TS EAMCET · Physics · Laws of Motion
Two touching blocks 1 and 2 are placed on an inclined plane forming an angle \(60^{\circ}\) with the horizontal. The masses are \(m_1\) and \(m_2\) and the coefficient of friction between the inclined plane and the two blocks are \(1.5 \mu\) and \(1.0 \mu\), respectively. The force of reaction between the blocks during the motion is ( \(g=\) acceleration due to gravity)
- A \(\left(m_2-m_1\right) \mu g\)
- B \(\left(m_2+m_1\right) \mu g\)
- C \(\frac{1}{2} \frac{m_1 m_2}{m_1+m_2} \mu g\)

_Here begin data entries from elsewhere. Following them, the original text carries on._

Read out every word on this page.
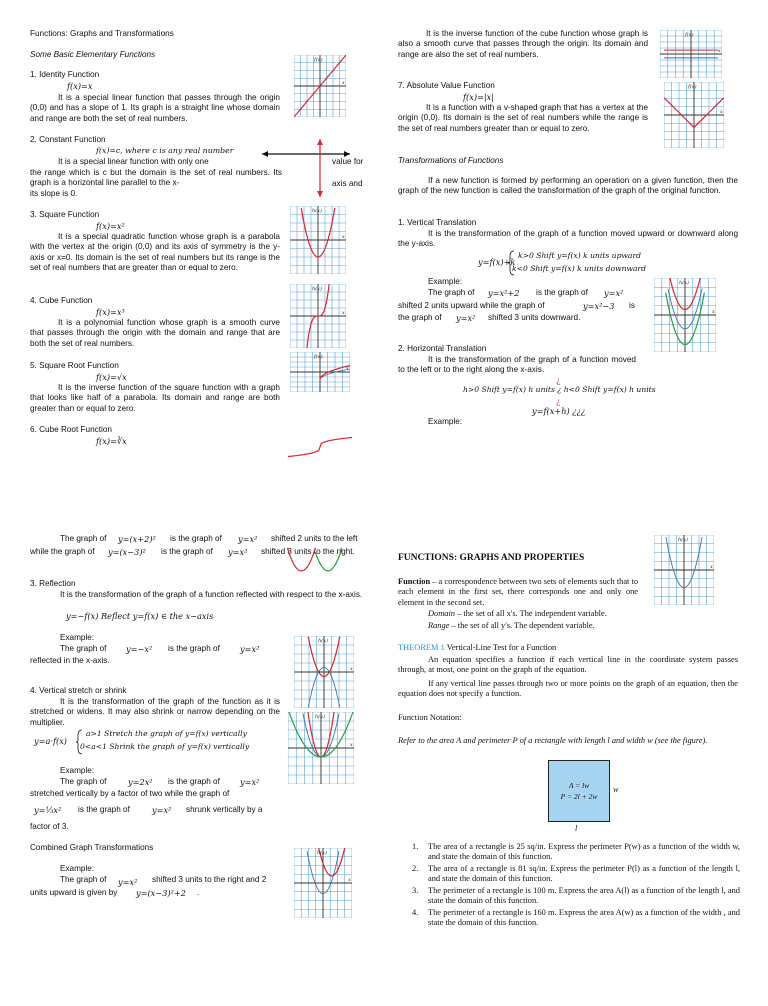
Functions: Graphs and Transformations
Some Basic Elementary Functions
1. Identity Function
f(x)=x
It is a special linear function that passes through the origin (0,0) and has a slope of 1. Its graph is a straight line whose domain and range are both the set of real numbers.
2. Constant Function
f(x)=c, where c is any real number
It is a special linear function with only one	value for
the range which is c but the domain is the set of real numbers. Its graph is a horizontal line parallel to the x-	axis and
its slope is 0.
3. Square Function
f(x)=x²
It is a special quadratic function whose graph is a parabola with the vertex at the origin (0,0) and its axis of symmetry is the y-axis or x=0. Its domain is the set of real numbers but its range is the set of real numbers that are greater than or equal to zero.
4. Cube Function
f(x)=x³
It is a polynomial function whose graph is a smooth curve that passes through the origin with the domain and range that are both the set of real numbers.
5. Square Root Function
f(x)=√x
It is the inverse function of the square function with a graph that looks like half of a parabola. Its domain and range are both greater than or equal to zero.
6. Cube Root Function
f(x)=∛x
It is the inverse function of the cube function whose graph is also a smooth curve that passes through the origin. Its domain and range are also the set of real numbers.
7. Absolute Value Function
f(x)=|x|
It is a function with a v-shaped graph that has a vertex at the origin (0,0). Its domain is the set of real numbers while the range is the set of real numbers greater than or equal to zero.
Transformations of Functions
If a new function is formed by performing an operation on a given function, then the graph of the new function is called the transformation of the graph of the original function.
1. Vertical Translation
It is the transformation of the graph of a function moved upward or downward along the y-axis.
y=f(x)+k
k>0 Shift y=f(x) k units upward
k<0 Shift y=f(x) k units downward
Example:
The graph of y=x²+2 is the graph of y=x²
shifted 2 units upward while the graph of	y=x²−3 is
the graph of y=x² shifted 3 units downward.
2. Horizontal Translation
It is the transformation of the graph of a function moved to the left or to the right along the x-axis.
¿
h>0 Shift y=f(x) h units ¿ h<0 Shift y=f(x) h units
¿
y=f(x+h) ¿¿¿
Example:
The graph of y=(x+2)² is the graph of y=x² shifted 2 units to the left
while the graph of y=(x−3)² is the graph of y=x² shifted 3 units to the right.
3. Reflection
It is the transformation of the graph of a function reflected with respect to the x-axis.
y=−f(x) Reflect y=f(x) ∈ the x−axis
Example:
The graph of y=−x² is the graph of y=x²
reflected in the x-axis.
4. Vertical stretch or shrink
It is the transformation of the graph of the function as it is stretched or widens. It may also shrink or narrow depending on the multiplier.
y=a·f(x)
a>1 Stretch the graph of y=f(x) vertically
0<a<1 Shrink the graph of y=f(x) vertically
Example:
The graph of	y=2x² is the graph of y=x²
stretched vertically by a factor of two while the graph of
y=⅓x² is the graph of	y=x² shrunk vertically by a
factor of 3.
Combined Graph Transformations
Example:
The graph of y=x² shifted 3 units to the right and 2
units upward is given by y=(x−3)²+2 .
FUNCTIONS: GRAPHS AND PROPERTIES
Function – a correspondence between two sets of elements such that to each element in the first set, there corresponds one and only one element in the second set.
Domain – the set of all x's. The independent variable.
Range – the set of all y's. The dependent variable.
THEOREM 1 Vertical-Line Test for a Function
An equation specifies a function if each vertical line in the coordinate system passes through, at most, one point on the graph of the equation.
If any vertical line passes through two or more points on the graph of an equation, then the equation does not specify a function.
Function Notation:
Refer to the area A and perimeter P of a rectangle with length l and width w (see the figure).
A = lw
P = 2l + 2w
w
l
1. The area of a rectangle is 25 sq/in. Express the perimeter P(w) as a function of the width w, and state the domain of this function.
2. The area of a rectangle is 81 sq/in. Express the perimeter P(l) as a function of the length l, and state the domain of this function.
3. The perimeter of a rectangle is 100 m. Express the area A(l) as a function of the length l, and state the domain of this function.
4. The perimeter of a rectangle is 160 m. Express the area A(w) as a function of the width , and state the domain of this function.
f(x)
x
h(x)
x
h(x)
x
f(x)
x
f(x)
x
f(x)
x
h(x)
x
h(x)
x
h(x)
x
h(x)
x
h(x)
x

- D \(\frac{1}{4} \frac{m_1 m_2}{m_1+m_2} \mu \mathrm{g}\)
Answer & Solution
Correct Answer
(D) \(\frac{1}{4} \frac{m_1 m_2}{m_1+m_2} \mu \mathrm{g}\)
Step-by-step Solution
Detailed explanation
According to the question, there are two blocks of masses \(m_1\) and \(m_2\) which are kept in contact on inclined plane of inclination \(60^{\circ}\) as shown in the figure, Coefficient of friction between the surface of plane and surface of first block, \(\mu_1=1.5 \mu\)…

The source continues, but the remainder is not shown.